I'd run this by your HRT doc.

It's not always that simple. On top of the fact that it's not realistic to see the HRT doc every time you have an unrelated medical issue, the other aspect is, as you're probably aware, sometimes, the patient knows more about their health care needs than the treating doctor, because we need to become experts in a way that a GP does not. If your doctor isn't a specialist in trans care, they're just as likely to give you conservative, incorrect information that was drafted in a time when trans health care even less understood than it is now.

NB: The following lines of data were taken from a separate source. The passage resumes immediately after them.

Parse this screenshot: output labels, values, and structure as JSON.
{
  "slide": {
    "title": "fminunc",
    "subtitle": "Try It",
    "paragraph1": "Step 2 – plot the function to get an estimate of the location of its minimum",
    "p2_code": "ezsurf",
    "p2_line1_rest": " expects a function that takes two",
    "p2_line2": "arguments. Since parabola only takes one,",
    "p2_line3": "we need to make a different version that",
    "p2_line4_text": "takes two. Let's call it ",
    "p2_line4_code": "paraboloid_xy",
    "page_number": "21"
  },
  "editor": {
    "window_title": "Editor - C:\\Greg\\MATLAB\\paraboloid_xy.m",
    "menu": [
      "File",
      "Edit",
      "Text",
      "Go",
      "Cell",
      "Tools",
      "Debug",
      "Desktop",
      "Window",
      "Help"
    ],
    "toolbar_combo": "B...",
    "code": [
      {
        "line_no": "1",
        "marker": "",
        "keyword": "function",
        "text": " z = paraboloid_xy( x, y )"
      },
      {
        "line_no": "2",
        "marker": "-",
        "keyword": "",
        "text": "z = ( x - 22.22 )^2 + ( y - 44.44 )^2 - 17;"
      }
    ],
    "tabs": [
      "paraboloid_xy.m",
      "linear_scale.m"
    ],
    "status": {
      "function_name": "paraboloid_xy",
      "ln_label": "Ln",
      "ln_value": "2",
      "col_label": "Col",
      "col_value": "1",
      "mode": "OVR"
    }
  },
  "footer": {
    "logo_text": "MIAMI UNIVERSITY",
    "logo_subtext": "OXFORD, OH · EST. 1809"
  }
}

As you're a nursing student, I want to give you some advice. When you are dealing with a patient that isn't "new" to their situation, whether it's trans health care, or long term illness etc, you need to allow for the fact that the patient likely has a lot of lived expertise in dealing with their situation, and broad, general advice is rarely going to be useful to them.

[-] dandelion 12 points 22 hours ago* (last edited 22 hours ago)

Knowing biology, I'm sure it's complicated and any generalization will be false. For example, there might be genetic conditions that derive from having two X chromosomes that we could argue are intrinsic to the sex (or more accurately, intrinsic to that karyotype), but for the most part my understanding is that differences relevant to lab ranges are mostly mediated by hormones, so I use female ranges.

Either way, my PCP seemed to indicate I shouldn't disclose trans status but that the one exception was that I eventually need to find someone for prostate exams once I hit that age (if I hit that age, I guess). The endo that prescribes my HRT has never mentioned whether I should disclose or when to.

I should say, even when my medical chart was shared across hospital systems and my gender dysphoria was listed in my chart, the ER doctors didn't seem to do uptake or change the way they treated me, even when I walked through my HRT and explained I couldn't be pregnant. They still thought I was a cis woman and asked if I could be pregnant - I think people mostly just operate based on what they see, and it's a shock when you say you are trans. It creates an extreme chilling effect sometimes, people stop meeting your eyes, or even interacting (sometimes interacting through a third party instead, like a cis family member). I've even talked to a neurologist through the details of my vaginoplasty and he didn't seem to do uptake that I was trans. Unless I say the words, they just won't put the dots together. (Meanwhile a trans woman at Sephora's will clock me from across the store.)